A system can become more organized without becoming wiser.

That may be the deepest risk. AI could intensify collective learning while simultaneously degrading the epistemic conditions that make collective learning self-correcting. Synthetic output may overwhelm verification. Fluency may outrun truth. Feedback loops may become polluted by recursively generated noise. Systems optimized for engagement may privilege coherence over accuracy. Under those conditions, the collective intelligence of the system becomes increasingly difficult to distinguish from large-scale imitation. In sufficiently interconnected societies, a sufficiently sophisticated cognitive malware may spread through institutions faster than many biological pathogens, while leaving damage that is far harder to quarantine.

From both Big History and complexity theory, then, the real issue is not whether AI accelerates collective learning. Of course it does.
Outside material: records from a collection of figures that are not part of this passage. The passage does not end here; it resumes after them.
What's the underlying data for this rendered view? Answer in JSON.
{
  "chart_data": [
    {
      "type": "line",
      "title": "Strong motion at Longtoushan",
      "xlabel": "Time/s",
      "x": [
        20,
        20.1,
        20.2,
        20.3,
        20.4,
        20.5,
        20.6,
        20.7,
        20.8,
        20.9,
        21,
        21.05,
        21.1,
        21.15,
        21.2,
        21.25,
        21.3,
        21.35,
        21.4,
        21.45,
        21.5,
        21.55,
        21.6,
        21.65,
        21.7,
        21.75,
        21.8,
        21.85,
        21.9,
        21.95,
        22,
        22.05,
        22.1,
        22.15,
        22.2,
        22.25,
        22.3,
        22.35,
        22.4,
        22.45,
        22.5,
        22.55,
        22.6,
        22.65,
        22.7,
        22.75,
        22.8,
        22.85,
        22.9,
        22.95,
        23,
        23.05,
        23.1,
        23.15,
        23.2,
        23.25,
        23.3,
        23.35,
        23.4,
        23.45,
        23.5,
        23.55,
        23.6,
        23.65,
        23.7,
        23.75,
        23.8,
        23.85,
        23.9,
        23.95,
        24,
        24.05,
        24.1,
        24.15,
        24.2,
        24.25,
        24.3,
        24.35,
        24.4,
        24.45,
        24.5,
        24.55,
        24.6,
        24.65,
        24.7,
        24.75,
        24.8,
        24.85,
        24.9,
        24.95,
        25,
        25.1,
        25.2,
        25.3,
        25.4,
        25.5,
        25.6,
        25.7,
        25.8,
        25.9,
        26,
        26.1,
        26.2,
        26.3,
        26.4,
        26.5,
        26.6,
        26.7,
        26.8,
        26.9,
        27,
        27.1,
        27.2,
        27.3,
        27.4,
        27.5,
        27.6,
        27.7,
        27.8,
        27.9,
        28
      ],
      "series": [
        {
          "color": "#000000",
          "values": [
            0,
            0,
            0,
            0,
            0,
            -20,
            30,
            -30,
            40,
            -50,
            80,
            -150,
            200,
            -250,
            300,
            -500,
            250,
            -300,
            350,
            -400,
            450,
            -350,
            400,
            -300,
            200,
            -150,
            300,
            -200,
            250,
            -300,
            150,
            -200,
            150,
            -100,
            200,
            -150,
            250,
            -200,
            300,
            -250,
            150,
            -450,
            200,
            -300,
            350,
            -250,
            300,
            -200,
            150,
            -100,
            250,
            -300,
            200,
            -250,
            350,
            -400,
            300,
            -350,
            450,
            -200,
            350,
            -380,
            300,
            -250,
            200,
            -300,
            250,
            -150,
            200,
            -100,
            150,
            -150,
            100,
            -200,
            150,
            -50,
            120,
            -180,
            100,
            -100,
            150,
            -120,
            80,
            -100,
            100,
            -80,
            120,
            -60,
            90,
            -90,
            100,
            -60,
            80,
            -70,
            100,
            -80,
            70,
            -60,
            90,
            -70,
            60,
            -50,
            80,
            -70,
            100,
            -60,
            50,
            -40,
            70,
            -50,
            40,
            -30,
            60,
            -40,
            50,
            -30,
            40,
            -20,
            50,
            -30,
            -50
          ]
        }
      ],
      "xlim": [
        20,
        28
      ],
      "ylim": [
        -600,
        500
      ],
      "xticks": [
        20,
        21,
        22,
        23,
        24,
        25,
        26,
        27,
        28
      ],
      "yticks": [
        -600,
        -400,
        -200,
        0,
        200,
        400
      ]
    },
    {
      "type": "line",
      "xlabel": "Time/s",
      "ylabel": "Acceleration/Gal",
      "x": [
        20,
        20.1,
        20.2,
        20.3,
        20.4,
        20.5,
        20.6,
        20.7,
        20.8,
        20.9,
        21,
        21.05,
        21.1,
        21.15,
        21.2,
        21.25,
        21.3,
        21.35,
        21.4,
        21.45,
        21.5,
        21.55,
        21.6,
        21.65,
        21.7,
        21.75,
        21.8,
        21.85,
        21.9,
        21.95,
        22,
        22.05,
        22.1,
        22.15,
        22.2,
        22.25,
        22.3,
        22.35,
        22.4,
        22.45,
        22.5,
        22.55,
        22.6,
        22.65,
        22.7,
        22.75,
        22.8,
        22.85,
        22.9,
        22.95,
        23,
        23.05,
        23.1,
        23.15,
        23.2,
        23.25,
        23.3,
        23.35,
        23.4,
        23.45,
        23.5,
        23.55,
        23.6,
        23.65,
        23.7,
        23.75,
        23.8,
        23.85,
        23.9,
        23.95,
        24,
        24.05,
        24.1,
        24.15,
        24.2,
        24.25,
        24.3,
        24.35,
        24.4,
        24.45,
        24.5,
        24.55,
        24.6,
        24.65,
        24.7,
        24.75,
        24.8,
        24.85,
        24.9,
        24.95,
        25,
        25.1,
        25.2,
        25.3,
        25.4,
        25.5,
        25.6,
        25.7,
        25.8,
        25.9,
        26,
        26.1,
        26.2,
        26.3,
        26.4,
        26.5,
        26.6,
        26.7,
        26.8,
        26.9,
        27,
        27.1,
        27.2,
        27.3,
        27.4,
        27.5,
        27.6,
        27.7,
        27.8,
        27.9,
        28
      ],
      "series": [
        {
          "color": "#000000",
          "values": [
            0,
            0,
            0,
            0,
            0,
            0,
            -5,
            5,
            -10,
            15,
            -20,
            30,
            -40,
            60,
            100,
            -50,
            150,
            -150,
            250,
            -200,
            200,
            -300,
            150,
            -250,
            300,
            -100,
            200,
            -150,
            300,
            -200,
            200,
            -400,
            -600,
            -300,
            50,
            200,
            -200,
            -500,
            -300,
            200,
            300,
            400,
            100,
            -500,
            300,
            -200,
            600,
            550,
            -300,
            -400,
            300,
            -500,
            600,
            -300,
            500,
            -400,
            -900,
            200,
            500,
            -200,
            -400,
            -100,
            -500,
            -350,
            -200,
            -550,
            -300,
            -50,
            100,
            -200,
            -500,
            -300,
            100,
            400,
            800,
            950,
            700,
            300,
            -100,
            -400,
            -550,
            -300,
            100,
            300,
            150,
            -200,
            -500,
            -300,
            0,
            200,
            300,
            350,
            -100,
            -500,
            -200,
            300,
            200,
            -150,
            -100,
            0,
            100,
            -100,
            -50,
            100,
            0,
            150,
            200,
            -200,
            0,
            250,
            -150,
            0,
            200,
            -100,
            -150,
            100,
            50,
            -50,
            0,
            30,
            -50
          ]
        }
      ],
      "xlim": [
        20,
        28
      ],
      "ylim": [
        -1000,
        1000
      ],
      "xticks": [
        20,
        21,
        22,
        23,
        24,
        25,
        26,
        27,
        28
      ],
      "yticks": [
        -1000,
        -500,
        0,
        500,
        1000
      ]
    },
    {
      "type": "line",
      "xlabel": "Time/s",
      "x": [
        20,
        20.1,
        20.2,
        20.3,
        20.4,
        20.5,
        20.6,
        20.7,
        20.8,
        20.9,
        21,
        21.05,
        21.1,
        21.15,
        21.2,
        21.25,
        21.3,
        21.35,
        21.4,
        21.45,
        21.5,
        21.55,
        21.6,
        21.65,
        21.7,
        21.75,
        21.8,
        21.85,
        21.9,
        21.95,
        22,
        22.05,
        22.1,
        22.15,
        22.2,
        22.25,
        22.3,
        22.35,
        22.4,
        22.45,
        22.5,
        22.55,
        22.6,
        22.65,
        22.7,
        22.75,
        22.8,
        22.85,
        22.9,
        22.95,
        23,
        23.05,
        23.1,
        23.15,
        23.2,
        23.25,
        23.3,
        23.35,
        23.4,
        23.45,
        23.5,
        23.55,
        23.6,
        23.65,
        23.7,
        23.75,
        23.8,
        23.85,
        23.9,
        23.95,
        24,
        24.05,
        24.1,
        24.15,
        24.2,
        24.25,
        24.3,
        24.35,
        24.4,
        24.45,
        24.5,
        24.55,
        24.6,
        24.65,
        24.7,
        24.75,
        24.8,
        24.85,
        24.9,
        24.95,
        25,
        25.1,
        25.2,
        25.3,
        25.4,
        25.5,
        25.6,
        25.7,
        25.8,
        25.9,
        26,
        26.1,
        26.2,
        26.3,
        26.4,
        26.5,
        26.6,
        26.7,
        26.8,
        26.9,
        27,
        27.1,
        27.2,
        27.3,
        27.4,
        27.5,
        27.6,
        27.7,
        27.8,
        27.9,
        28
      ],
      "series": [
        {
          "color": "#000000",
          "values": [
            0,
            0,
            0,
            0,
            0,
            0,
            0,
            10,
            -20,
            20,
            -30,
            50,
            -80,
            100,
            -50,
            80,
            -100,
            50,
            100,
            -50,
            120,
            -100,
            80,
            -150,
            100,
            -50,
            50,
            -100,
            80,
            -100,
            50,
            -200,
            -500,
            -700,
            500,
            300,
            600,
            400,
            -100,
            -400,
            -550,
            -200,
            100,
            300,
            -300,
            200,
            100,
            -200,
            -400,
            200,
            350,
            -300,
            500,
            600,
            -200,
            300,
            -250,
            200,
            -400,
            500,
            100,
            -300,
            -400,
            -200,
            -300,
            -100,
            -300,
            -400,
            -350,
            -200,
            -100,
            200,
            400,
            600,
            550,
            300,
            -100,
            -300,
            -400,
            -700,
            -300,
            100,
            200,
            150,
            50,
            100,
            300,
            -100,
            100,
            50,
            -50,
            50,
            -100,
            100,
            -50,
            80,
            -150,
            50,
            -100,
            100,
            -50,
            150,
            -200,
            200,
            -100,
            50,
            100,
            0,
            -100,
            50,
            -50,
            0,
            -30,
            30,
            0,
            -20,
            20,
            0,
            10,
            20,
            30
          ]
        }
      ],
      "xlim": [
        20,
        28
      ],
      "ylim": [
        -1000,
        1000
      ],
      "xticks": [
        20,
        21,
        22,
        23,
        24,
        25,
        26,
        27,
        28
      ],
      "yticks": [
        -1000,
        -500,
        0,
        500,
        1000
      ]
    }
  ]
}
The real issue is whether AI reorganizes the emergence dynamics of collective learning itself.

That is a civilizational question.

Human societies may be entering a phase in which cognition is no longer located primarily within individual minds or even traditional institutions, but distributed across recursive socio-technical systems that continuously shape and reshape one another. Not machine consciousness. Not technological destiny. Something more geological and systemic: new layers of organized complexity forming within the informational surface of planetary civilization.

Whether that produces deeper collective intelligence or a denser and more beautiful fog remains unresolved.